|A win-win deal? |
Monday, May 8 2017
IT MAY well be that the $255 million TSTT/Massy deal announced last Tuesday is beneficial to the State, but there is more to this transaction than just signatures on a dotted line. At least two key issues arise. Firstly, there is need for clarity when it comes to appropriate boundaries of the power of state-owned companies.
Secondly, what is the policy regarding procurement of assets for operational purposes at a company like TSTT? TSTT has said it entered into a share purchase agreement (SPA) to purchase 100 percent of Massy Communications and the Massy conglomerate has informed its staff the deal is a win win situation for both TSTT and Massy. The National Joint Action Committee (NJAC) however has called on Finance Minister Colm Imbert to ensure there is an investigation and full disclosure on the transaction.
NJAC argues, correctly in our view, that such a significant transaction involving a substantial amount of public funds “should not be shrouded in secrecy, especially at a time when citizens are being faced with so much economic hardship and increasing taxation”. NJAC also stated it considered the alleged failure of the TSTT board to disclose this acquisition to the Finance Minister, and by extension the Cabinet, to be a direct breach of the law governing State enterprises as outlined in the State Enterprises Performance Monitoring Manual.
Chapter three of the manual states, “Enterprises or their subsidiaries are required to obtain prior approval of the Minister of Finance for the acquisition of significant assets, new investments in non-government securities, the incurrence of new/additional long-term debt and entering into significant contracts”.
NJAC pointed to the Incorporation Act No. 5 of 1973, Chapter 69:03, which subjects to certain acquisitions to Presidential (and therefore presumably Cabinet) authority and specifies that all expenses of State companies are to be met by the Treasury.
Some questions will have to be asked in a review. Is the transaction subject to the terms of the State’s manual? Does it fall under the legislation? How is that legislation to be understood? If it is true that there was no Cabinet oversight in relation to this matter was this appropriate for a transaction of this value? Far smaller transactions by ministries, departments and even enterprises are, daily, subject to the long process of Cabinet approval.
But a more pressing question is whether this deal was done in conformance with the spirit of good procurement practices.
It is clear from the remarks of Massy Group chief executive officer Gervase Warner that Massy is of the view that it has benefitted (alongside the State).
In a private memo to staff he reportedly said the firm would be “much stronger and more effective competitor in the highspeed broadband and HD TV segment of the sector”. Was this deal fair to Massy’s competitors? Also, was it done in a way that conformed to public procurement principles?
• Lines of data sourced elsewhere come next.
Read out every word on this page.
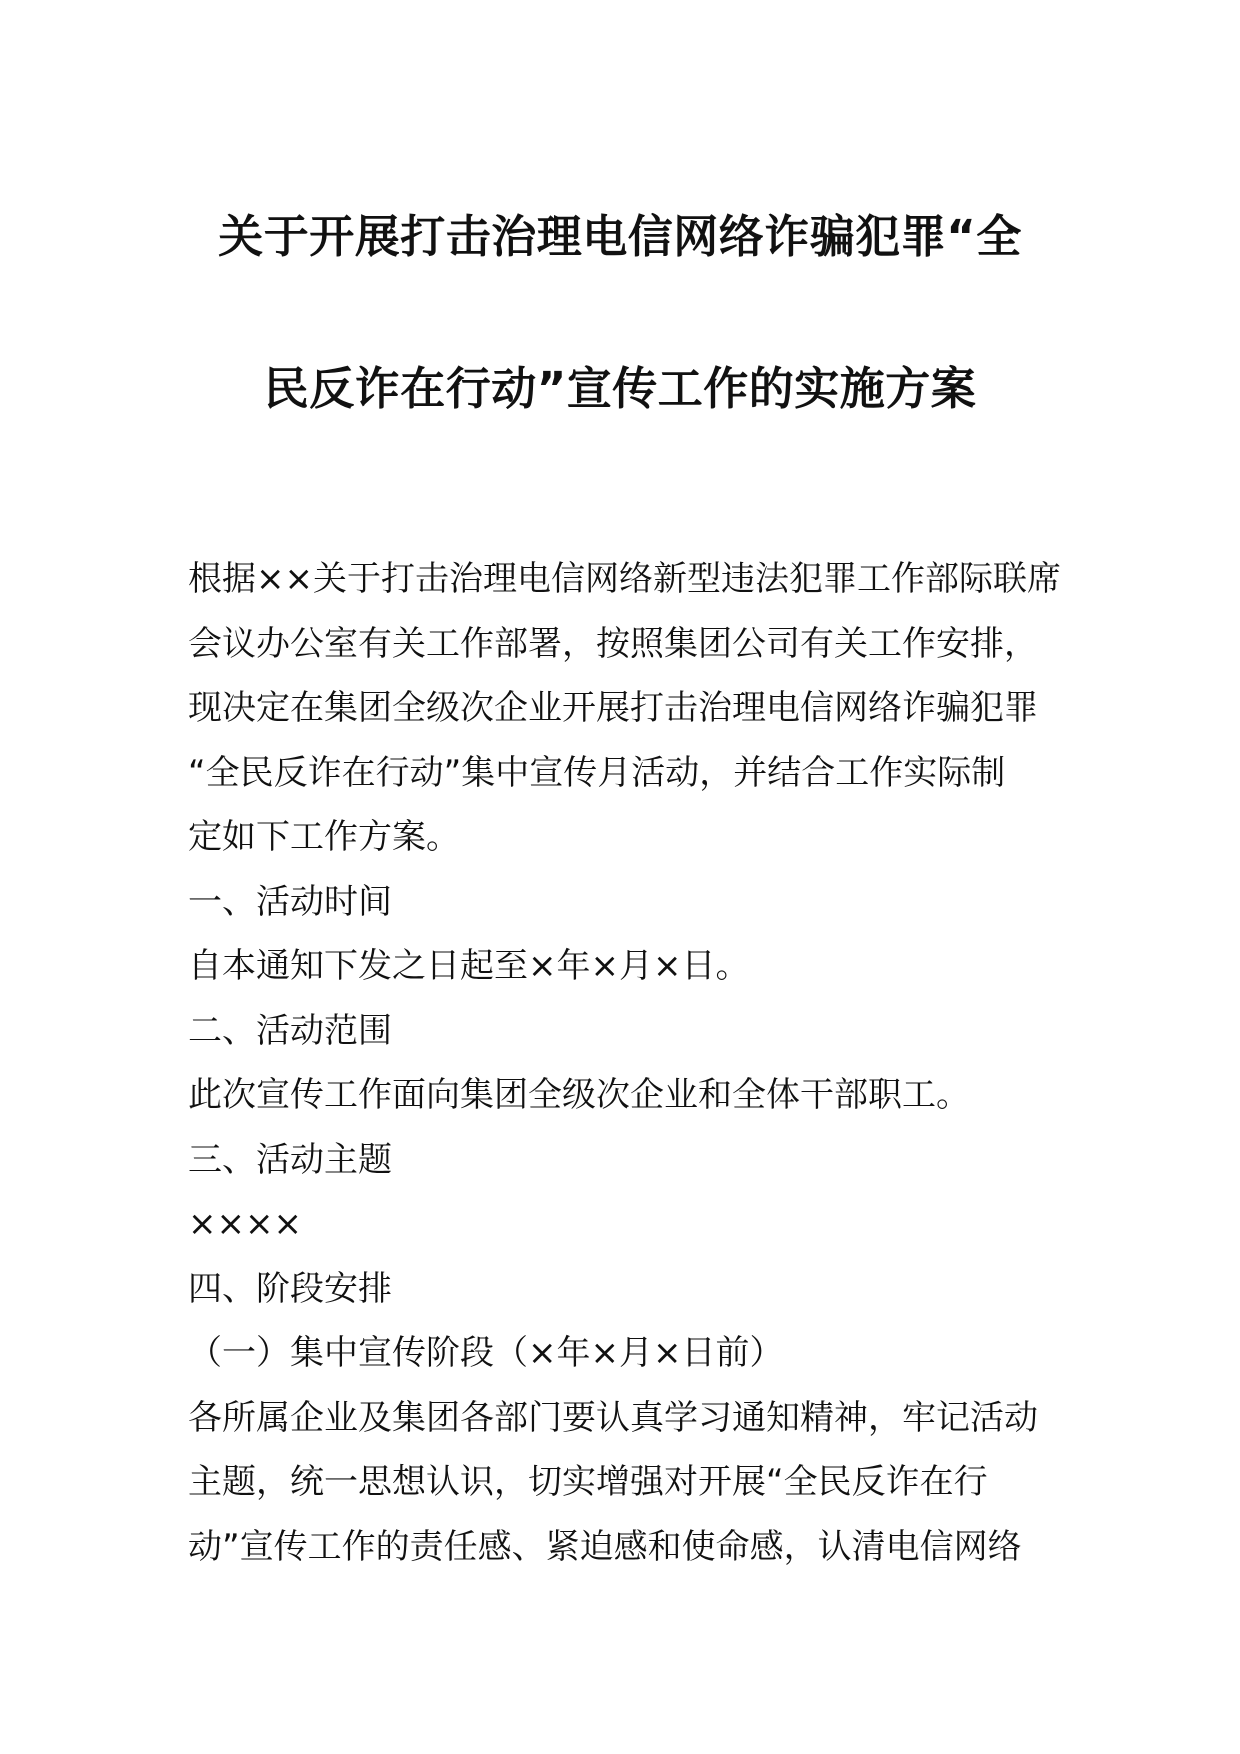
关于开展打击治理电信网络诈骗犯罪“全
民反诈在行动”宣传工作的实施方案
根据××关于打击治理电信网络新型违法犯罪工作部际联席
会议办公室有关工作部署，按照集团公司有关工作安排，
现决定在集团全级次企业开展打击治理电信网络诈骗犯罪
“全民反诈在行动”集中宣传月活动，并结合工作实际制
定如下工作方案。
一、活动时间
自本通知下发之日起至×年×月×日。
二、活动范围
此次宣传工作面向集团全级次企业和全体干部职工。
三、活动主题
××××
四、阶段安排
（一）集中宣传阶段（×年×月×日前）
各所属企业及集团各部门要认真学习通知精神，牢记活动
主题，统一思想认识，切实增强对开展“全民反诈在行
动”宣传工作的责任感、紧迫感和使命感，认清电信网络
If a State enterprise can spend millions in such a way that benefits a private company, then there must be a regime of checks and balances.
It should not just be up to the individuals in that company to evaluate the benefits to the State.
That should fall to our elected representatives.
Finally, we note the fact that it has been stated that the transaction is subject to the approval of Telecommunications Authority of Trinidad and Tobago (TATT). If TATT must approve this transaction, why has Cabinet approval also not been required? For now, we are sure this was a win win deal for Massy and TSTT. But what about the taxpayer?